Simultaneously, the valve 88 reverses position, so that fluid at full pressure is
delivered to the tongs. Now developing high torque, the tongs rotate the pipe very
slowly, at five rpm or less, and this speed can be regulated by means of valve 36,
until the desired makeup torque is reached for example 2000 ftlb. At the preset cutoff
torque level, stylus blade 70 enters the air gap unit, causing logic unit 76 to deliver
a high pressure signal to open the second shunt valve 86, thereby automatically halting
tongs operation.
[0025] The embodiment of the invention described above has proven extremely reliable in
testing. The absence of sophisticated electronic monitors, alarms, and the like is
attractive from a cost and repairability standpoint, and in fact the torque record
charts have demonstrated unequaled consistency from connection to connection.
[0026] Comparative charts of torque T vs. turns N for conventional and shouldered threads
are shown in Figures 3a and 3b. Plainly, the more rapid torque increase rate of the
shouldered connection calls for a torque controller having fast response.
[0027] In other examples (not shown), electronic components could be substituted for the
pneumatic components described.
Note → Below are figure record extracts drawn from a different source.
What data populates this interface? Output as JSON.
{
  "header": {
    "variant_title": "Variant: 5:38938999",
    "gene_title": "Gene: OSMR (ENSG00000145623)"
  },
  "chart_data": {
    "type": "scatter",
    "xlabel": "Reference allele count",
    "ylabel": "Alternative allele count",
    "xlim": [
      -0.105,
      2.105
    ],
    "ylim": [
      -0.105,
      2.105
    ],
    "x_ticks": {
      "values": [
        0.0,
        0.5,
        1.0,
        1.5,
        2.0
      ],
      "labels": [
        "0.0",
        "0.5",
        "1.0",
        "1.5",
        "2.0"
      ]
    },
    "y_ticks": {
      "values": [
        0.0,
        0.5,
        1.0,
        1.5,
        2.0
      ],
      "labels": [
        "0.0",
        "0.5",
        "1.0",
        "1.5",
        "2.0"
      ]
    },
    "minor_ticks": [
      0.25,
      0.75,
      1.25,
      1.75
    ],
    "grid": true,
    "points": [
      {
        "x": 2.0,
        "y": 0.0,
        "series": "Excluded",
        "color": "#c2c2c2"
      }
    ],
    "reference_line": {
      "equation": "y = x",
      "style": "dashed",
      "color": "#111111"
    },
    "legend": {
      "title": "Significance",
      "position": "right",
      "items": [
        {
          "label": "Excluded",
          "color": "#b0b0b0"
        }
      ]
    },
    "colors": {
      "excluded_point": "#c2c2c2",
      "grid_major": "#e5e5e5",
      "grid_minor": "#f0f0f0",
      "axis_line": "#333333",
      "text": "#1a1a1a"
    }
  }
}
A fully pneumatic system is presently preferred, however,
because many rig operators understandably prefer to keep electrical devices of all
types away from the rig deck.
1. A control system for a power tongs (30), the control system comprising a snub line
(54) for restraining the tongs (30), a first snub line tension transducer (56) for
sensing when tongs torque is in the hand-tight range, a second snub line tension transducer
(61) for sensing when tongs torque is in the full makeup torque range, first means
(86) responsive to the first transducer (56) for halting tongs operation at a preset
hand-tight torque level, second means (B, 86) responsive to the second transducer
(61) for halting tongs operation at a preset full makeup torque level, and disabling
means (62,60) for disabling the first means (86).
2. A system according to claim 1, for controlling tongs having high and low speeds
and a gear selector (34) for choosing between the speeds, wherein the disabling means
(62, 60) is controlled by the gear selector (34).
3. A system according to claim 2, wherein the disabling means (62,60) is actuated
to disable the first means (86) only when the tongs are operated in the lower of the
two speeds.
4. A power tongs assembly comprising a power tongs (30) and a control system according
to any of the preceding claims.
5. An assembly according to claim 4, when dependant on claim 2 or claim 3, wherein
the ratio between the high and low speeds is at least 4:1.
6. An assembly according to claim 5, wherein the overall gear ratio between a motor
(36) and tongs jaws (32) of the tongs (30) is substantially 250:1 in the low speed
and substantially 60:1 in the high speed.
7. A control system for a multi-speed power tongs (30), the system comprising a plurality
of tongs torque limiters (56,61) set to halt tongs operation at different torque levels,
means (34) for controlling the tongs operational speed, and means (62,60) responsive
to the speed control means (34) fnr disabling one of the torque limiters (56,61).
8. A torque control system for making up shouldered pipe connections comprising multi-speed
power tongs (30) having one speed ratio of at least 50:1 and another speed ratio of
at least 200:1.
9. A torque control system according to claim 8, further comprising means (34) for
selecting between tongs speeds, a first tongs torque limiter (56) operative at hand-tight
levels, a second tongs torque limiter (61) operative at full makeup torque levels,
and means (62,60) responsive to the selecting means (34) for disabling the first limiter
(56) only when the tongs are operated at their lower speed.